And some of its intended uses are quite shocking. According to reports, Musk believes “the robot could be used in homes, even becoming a ‘buddy’ or a ‘catgirl’ sex partner. So far, Tesla is flirting with the names “Tesla Bot or Optimus.”
“Basically, if you think about what we’re doing right now with cars, Tesla is arguably the world’s biggest robotics company because our cars are like semi-sentient robots on wheels,” Musk said during last year’s announcement.
It may sound crazy, but the news has gained significant attention among mainstream media outlets. Fortune said Musk “is getting ready to unleash an army of humanoid robots.”
According to Entrepreneur, “engineers are racing to unveil Tesla’s latest big promise under a tight deadline: a dynamic, human-like robot.” They said the robots are meant to be “‘friendly’ and help people avoid physical labor.”
They hope to meet that deadline by Sept. 30, which is considered “AI Day” by enthusiasts.
Still, some experts believe consumers will be slow to adopt the new technology.
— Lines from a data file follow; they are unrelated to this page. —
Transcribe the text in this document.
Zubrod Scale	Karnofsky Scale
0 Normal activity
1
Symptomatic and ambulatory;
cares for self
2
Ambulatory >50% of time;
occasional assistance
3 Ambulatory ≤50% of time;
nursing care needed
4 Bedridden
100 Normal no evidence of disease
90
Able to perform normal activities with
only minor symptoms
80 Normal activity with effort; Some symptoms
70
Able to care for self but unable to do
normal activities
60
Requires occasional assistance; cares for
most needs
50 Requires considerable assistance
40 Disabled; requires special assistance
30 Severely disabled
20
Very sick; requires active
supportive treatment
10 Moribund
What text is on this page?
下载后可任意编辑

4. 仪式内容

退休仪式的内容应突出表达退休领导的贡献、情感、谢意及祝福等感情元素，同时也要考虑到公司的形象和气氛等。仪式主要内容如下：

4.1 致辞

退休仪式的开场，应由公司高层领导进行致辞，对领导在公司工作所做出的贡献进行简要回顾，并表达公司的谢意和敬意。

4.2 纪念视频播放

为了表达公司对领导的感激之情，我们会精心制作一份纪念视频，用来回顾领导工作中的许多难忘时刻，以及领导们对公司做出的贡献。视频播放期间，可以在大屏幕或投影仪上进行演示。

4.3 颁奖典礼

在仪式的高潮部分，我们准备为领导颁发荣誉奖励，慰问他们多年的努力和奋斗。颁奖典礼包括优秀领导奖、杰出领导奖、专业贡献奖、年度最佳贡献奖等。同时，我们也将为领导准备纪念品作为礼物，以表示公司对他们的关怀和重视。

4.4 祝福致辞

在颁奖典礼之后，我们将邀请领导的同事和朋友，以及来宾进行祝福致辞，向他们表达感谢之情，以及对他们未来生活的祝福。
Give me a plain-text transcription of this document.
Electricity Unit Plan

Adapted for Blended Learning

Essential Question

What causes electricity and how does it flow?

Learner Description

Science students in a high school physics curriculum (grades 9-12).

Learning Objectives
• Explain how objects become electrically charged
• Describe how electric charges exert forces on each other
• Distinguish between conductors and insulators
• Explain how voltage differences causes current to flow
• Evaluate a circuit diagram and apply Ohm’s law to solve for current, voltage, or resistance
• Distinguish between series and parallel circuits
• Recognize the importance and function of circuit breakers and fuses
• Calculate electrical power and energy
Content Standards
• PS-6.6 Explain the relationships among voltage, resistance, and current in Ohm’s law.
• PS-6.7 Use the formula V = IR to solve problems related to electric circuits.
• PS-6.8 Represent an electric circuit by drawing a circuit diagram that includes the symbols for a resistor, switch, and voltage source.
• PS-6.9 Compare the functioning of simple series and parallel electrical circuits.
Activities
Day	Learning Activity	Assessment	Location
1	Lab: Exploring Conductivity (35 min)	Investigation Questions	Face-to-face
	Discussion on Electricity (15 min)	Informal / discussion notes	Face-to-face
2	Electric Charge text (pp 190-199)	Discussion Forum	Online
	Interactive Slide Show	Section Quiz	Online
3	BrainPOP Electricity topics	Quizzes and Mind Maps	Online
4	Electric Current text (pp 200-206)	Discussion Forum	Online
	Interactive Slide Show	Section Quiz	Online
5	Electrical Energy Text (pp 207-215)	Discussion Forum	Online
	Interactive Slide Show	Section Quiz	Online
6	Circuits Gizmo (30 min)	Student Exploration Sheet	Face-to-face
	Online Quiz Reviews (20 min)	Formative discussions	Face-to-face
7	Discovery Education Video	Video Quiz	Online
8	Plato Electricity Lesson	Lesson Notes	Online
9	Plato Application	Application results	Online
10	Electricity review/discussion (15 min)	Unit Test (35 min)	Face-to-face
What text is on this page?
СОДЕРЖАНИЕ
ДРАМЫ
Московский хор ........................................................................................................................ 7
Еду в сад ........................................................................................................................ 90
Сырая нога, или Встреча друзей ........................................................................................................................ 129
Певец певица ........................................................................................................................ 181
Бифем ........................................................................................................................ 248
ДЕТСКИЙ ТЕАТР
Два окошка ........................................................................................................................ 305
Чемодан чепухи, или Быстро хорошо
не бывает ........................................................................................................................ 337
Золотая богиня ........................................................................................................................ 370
“This market is very, very challenging market because you buy this big expensive robot, but it actually cannot do much,” Heni Ben Amor, a robotics professor at Arizona State University, told Reuters.
The New York Post also cited skepticism among investors: “Tesla faces skepticism that it can show technological advances that would justify the expense of ‘general purpose’ robots in factories, homes and elsewhere, according to robotics experts.”
“To succeed, Tesla will need to show robots doing multiple, unscripted actions,” said Nancy Cooke, a professor in human systems engineering at Arizona State University.
“If he just gets the robot to walk around, or he gets the robots to dance, that’s already been done. That’s not that impressive.”
However, she also admitted that offering that proof could boost Tesla’s fledgling stock, which is down 25% this year.